L E Centre de prévention sanitaire et sociale (CPSS) de Bobigny a accueilli, depuis sa création en 1996, 50 000 consultants, tous domiciliés dans ce département populaire de l'est parisien qu'est la Seine-Saint-Denis. 33 000 d'entre eux ont constitué, entre 1997 et 1999, un grand échantillon sur lequel les informations de la caisse primaire d'assurance-maladie du 93 ont « mouliné » les 200 paramètres biologiques recueillis lors des examens : consommations de psychotropes et d'hypotenseurs, cholestérol, triglycérides, glycémie, obésité, RTH, caries, gingivites, Gamma GT, etc.
Une photographie des disparités
Il a ainsi été possible de réaliser une photographie des disparités de santé selon la distribution géographique, en l'occurrence les communes du département. Une première : « Jusqu'à présent, les géographes de la santé, dans la plupart de leurs études, s'en tenaient au département comme unité d'analyse, observe le Dr Emilio La Rosa, directeur adjoint du CPSS et anthropologue, co-uteur du livret avec le Dr Hervé le Clésiau. Nous avons choisi d'ajuster notre loupe à un échelon plus fin que d'habitude. »

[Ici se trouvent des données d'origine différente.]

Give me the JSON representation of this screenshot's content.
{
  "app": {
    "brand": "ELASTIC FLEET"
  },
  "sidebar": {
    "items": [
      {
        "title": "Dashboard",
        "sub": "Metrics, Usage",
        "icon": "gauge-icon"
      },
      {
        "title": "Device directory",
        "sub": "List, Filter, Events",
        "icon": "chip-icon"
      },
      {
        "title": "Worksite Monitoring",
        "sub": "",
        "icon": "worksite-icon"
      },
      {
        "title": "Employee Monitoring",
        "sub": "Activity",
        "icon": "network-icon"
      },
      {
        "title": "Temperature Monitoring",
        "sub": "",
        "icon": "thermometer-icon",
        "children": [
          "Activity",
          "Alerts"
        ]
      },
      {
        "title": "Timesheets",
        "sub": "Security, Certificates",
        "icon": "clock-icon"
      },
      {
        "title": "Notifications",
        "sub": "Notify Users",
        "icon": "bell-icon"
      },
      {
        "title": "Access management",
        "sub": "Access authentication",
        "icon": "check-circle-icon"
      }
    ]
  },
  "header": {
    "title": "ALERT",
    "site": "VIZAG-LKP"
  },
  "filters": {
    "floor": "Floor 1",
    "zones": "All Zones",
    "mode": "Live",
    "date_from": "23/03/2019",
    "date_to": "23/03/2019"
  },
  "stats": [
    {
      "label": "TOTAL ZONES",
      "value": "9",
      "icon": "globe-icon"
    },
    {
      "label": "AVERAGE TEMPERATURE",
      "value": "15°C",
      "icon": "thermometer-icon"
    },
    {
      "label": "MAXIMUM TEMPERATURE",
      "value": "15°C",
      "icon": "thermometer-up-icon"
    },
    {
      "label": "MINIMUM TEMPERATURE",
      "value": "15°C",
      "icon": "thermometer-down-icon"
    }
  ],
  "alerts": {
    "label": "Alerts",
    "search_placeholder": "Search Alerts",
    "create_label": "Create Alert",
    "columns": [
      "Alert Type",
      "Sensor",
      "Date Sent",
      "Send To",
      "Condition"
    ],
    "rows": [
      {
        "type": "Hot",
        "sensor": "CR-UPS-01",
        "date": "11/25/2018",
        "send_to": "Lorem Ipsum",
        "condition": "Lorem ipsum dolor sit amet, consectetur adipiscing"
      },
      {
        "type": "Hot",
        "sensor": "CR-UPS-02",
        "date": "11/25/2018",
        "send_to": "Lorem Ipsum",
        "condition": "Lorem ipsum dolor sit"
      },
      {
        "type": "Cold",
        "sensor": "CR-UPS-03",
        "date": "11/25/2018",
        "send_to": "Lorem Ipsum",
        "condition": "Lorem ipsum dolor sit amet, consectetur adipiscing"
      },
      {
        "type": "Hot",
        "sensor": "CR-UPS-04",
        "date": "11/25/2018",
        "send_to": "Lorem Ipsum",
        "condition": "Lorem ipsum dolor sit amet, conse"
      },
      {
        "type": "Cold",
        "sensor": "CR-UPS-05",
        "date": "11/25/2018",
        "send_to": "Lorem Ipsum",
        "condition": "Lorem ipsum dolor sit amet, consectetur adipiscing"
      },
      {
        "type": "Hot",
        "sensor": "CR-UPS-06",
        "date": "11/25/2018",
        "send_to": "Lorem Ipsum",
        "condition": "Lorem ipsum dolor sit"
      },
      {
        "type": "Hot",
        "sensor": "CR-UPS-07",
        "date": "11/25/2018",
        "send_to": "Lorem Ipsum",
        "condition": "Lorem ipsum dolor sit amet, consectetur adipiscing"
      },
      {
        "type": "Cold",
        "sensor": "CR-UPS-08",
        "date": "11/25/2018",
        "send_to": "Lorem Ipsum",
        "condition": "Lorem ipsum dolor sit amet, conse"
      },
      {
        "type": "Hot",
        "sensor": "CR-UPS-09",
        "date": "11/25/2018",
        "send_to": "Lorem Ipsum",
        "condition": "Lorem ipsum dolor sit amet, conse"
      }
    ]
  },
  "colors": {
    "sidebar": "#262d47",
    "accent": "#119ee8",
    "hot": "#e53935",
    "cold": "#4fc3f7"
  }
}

N'étant pas lui-même géographe de la santé, mais s'inspirant étroitement des ouvrages de référence publiés en particulier par le Centre de recherche, d'études et de documentation en économie de la santé (CREDES), le Dr La Rosa ne prétend pas que la centaine de cartes et graphiques élaborés aient mis au jour des données révolutionnaires de santé publique.
Mais un certain nombre de corrélations connues trouvent leur vérification sur le terrain de la Seine-Saint-Denis. Par exemple, les cartes de la précarité et celles des pourcentages comparatifs d'hommes qui présentent des GGT élevés se recoupent très précisément, tant il est vrai que la consommation d'alcool est plus élevée dans les populations en difficulté.
D'autres paramètres sont purement descriptifs de phénomènes locaux pour lesquels nulle analyse n'est fournie. Ainsi des cartes qui recensent les fumeurs pour la classe d'âge des 25-59 ans : chez les hommes, un certain gradient situé à l'ouest tente de se dessiner, alors que, chez les femmes, cette zone est mieux définie à l'est du département.
Un outil d'aide à la décision
« L'intérêt, en ce cas, est double, estime le Dr La Rosa : d'une part, lancer des campagnes de prévention très locales et, d'autre part, conscientiser les médecins selon l'aire dans laquelle se trouve leur clientèle. »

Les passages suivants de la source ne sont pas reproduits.